In this post I will demonstrate how to configure it to check for the verification of a simple 4bit unsigned adder using Rosette. Rosette is a solver-aided programming language built on top of Racket. Rosette is super useful to us as it plays the role of our SMT solver which can allow us to rigorously check for the functionality of our block given a specification.
// 4-bit unsigned Adder
module adder(
input [3:0] a, b,
output [3:0] c
);
assign c = a + b;
endmodule
Using the built in Yosys commands we can very simply convert our Verilog code into Rosette/Racket code. In the following Makefile snippet I’ve went ahead and appended an echo "(provide (all-defined-out))" >> verif/adder.rkt to the last line of the file. This tells Racket that we want to access each idenfitier within our generated Racket representation of our module.
# Generate funcitonal rosette for adder
adder.rkt: adder.v
yosys \
-p 'read_verilog -defer $^' \
-p 'prep -flatten -top adder -nordff' \
-p 'clk2fflogic' \
-p 'write_functional_rosette verif/adder.rkt'
echo "(provide (all-defined-out))" >> adder.rkt
This now gives us an adder which takes in some input struct and some state struct and gives us an output struct. Given the simplicity of our adder, the state struct is completely empty. whilst the input struct takes in 2 4-bit vectors a and b.
#lang rosette/safe
(struct adder_Inputs (b a) #:transparent
; b (bitvector 4)
; a (bitvector 4)
)
(struct adder_Outputs (c) #:transparent
; c (bitvector 4)
)
(struct adder_State () #:transparent)
(define (adder inputs state)
(let ((a (adder_Inputs-a inputs))) ; (bitvector 4)
(let ((b (adder_Inputs-b inputs))) ; (bitvector 4)

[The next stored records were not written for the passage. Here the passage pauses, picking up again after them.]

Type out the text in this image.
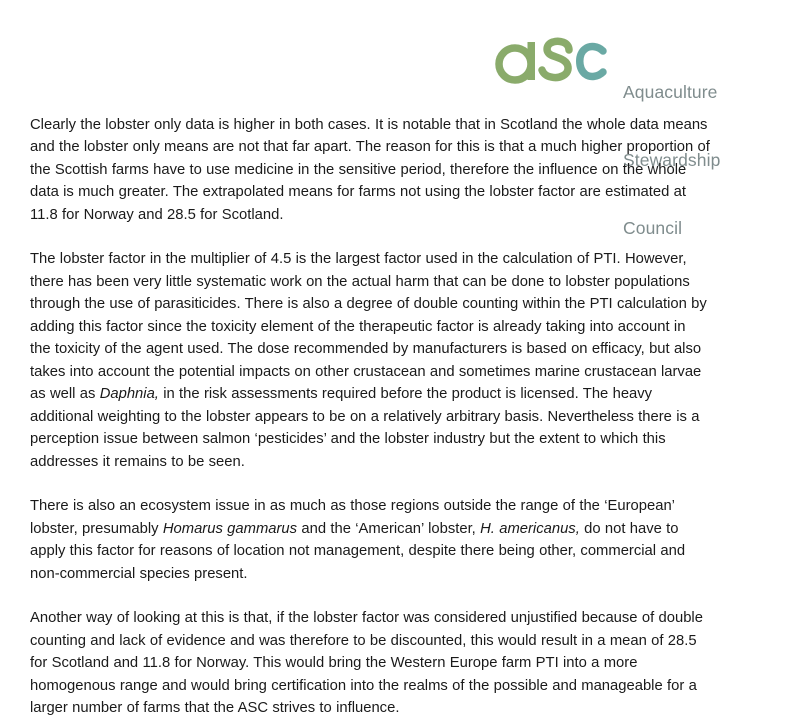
Aquaculture

Stewardship

Council

Clearly the lobster only data is higher in both cases. It is notable that in Scotland the whole data means and the lobster only means are not that far apart. The reason for this is that a much higher proportion of the Scottish farms have to use medicine in the sensitive period, therefore the influence on the whole data is much greater. The extrapolated means for farms not using the lobster factor are estimated at 11.8 for Norway and 28.5 for Scotland.

The lobster factor in the multiplier of 4.5 is the largest factor used in the calculation of PTI. However, there has been very little systematic work on the actual harm that can be done to lobster populations through the use of parasiticides. There is also a degree of double counting within the PTI calculation by adding this factor since the toxicity element of the therapeutic factor is already taking into account in the toxicity of the agent used. The dose recommended by manufacturers is based on efficacy, but also takes into account the potential impacts on other crustacean and sometimes marine crustacean larvae as well as Daphnia, in the risk assessments required before the product is licensed. The heavy additional weighting to the lobster appears to be on a relatively arbitrary basis. Nevertheless there is a perception issue between salmon ‘pesticides’ and the lobster industry but the extent to which this addresses it remains to be seen.

There is also an ecosystem issue in as much as those regions outside the range of the ‘European’ lobster, presumably Homarus gammarus and the ‘American’ lobster, H. americanus, do not have to apply this factor for reasons of location not management, despite there being other, commercial and non-commercial species present.

Another way of looking at this is that, if the lobster factor was considered unjustified because of double counting and lack of evidence and was therefore to be discounted, this would result in a mean of 28.5 for Scotland and 11.8 for Norway. This would bring the Western Europe farm PTI into a more homogenous range and would bring certification into the realms of the possible and manageable for a larger number of farms that the ASC strives to influence.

(let ((c (bvadd a b))) ; (bitvector 4)
(cons
(adder_Outputs
c ; c
)
(adder_State))))))
(define adder_initial
(adder_State))
(provide (all-defined-out))
Now we can start working on our top level verification module. In order to use Rosette and the Rosette/Racket representation of our adder, we would need to include them in our new top level file.
#lang rosette/safe
(require "adder.rkt")
From this point onwards we can start leveraging the power of Rosette. We want to create symbolic constants which will serve as placeholders for the input/state variables we are interested in verifying over. In our case this would be the 2 4-bit inputs to our adder. Rosette allows us to define types such as a 4-bit integer, which was used to specify x and y, the inputs to our adder model.
; definitions
(define int4? (bitvector 4))
(define-symbolic x int4?)
(define-symbolic y int4?)
From here on out we can start defining our satisfiability model. We want to define some check-sat function which takes in 2 input variables a and b which will represent our inputs. We want to pass this into the adder with out adder_State aswell. In this case, we can do this since our state is empty otherwise we would also add some symbolic state input to our satisfiability model.
Through the use of assertions and assumptions we can now start iterating over our design space. assumptions allow us to constrain the possible set of variables we are iterating over and assertions constrains the legal functional behaviour of our model. In our case, we know that in our 4-bit unsigned adder, we expect that our output is greater than any of our inputs. We can check this using the bvule comparison operater.
(define (check-sat a b)
(define out (adder_Outputs-c (car (adder (adder_Inputs a b) adder_State ))))
(assert (bvule a out))
(assert (bvule b out))
)
Once our procedure has been denoted, we can then see if our model satisfies our specifications on all legal inputs.
(define cex (verify (check-sat x y)))
In our case we get an output telling us that adding 0xe to 0x6 gives us an incorrect answer (due to overflow), so our module combined with our specification is unsatisfied! So we should increase the width of our output if we do not wish to constrain inputs are not constrained and we do not expect this from our module.
(model
[x (bv #xe 4)]
[y (bv #x6 4)])
Now of course, this is a very simple example and will not work directly on sequential circuits. But the bring-up of open-source sequential verification support tools combining SAT checkers with perhaps angelic execution can end up being a very useful next step to empowering open-source verification.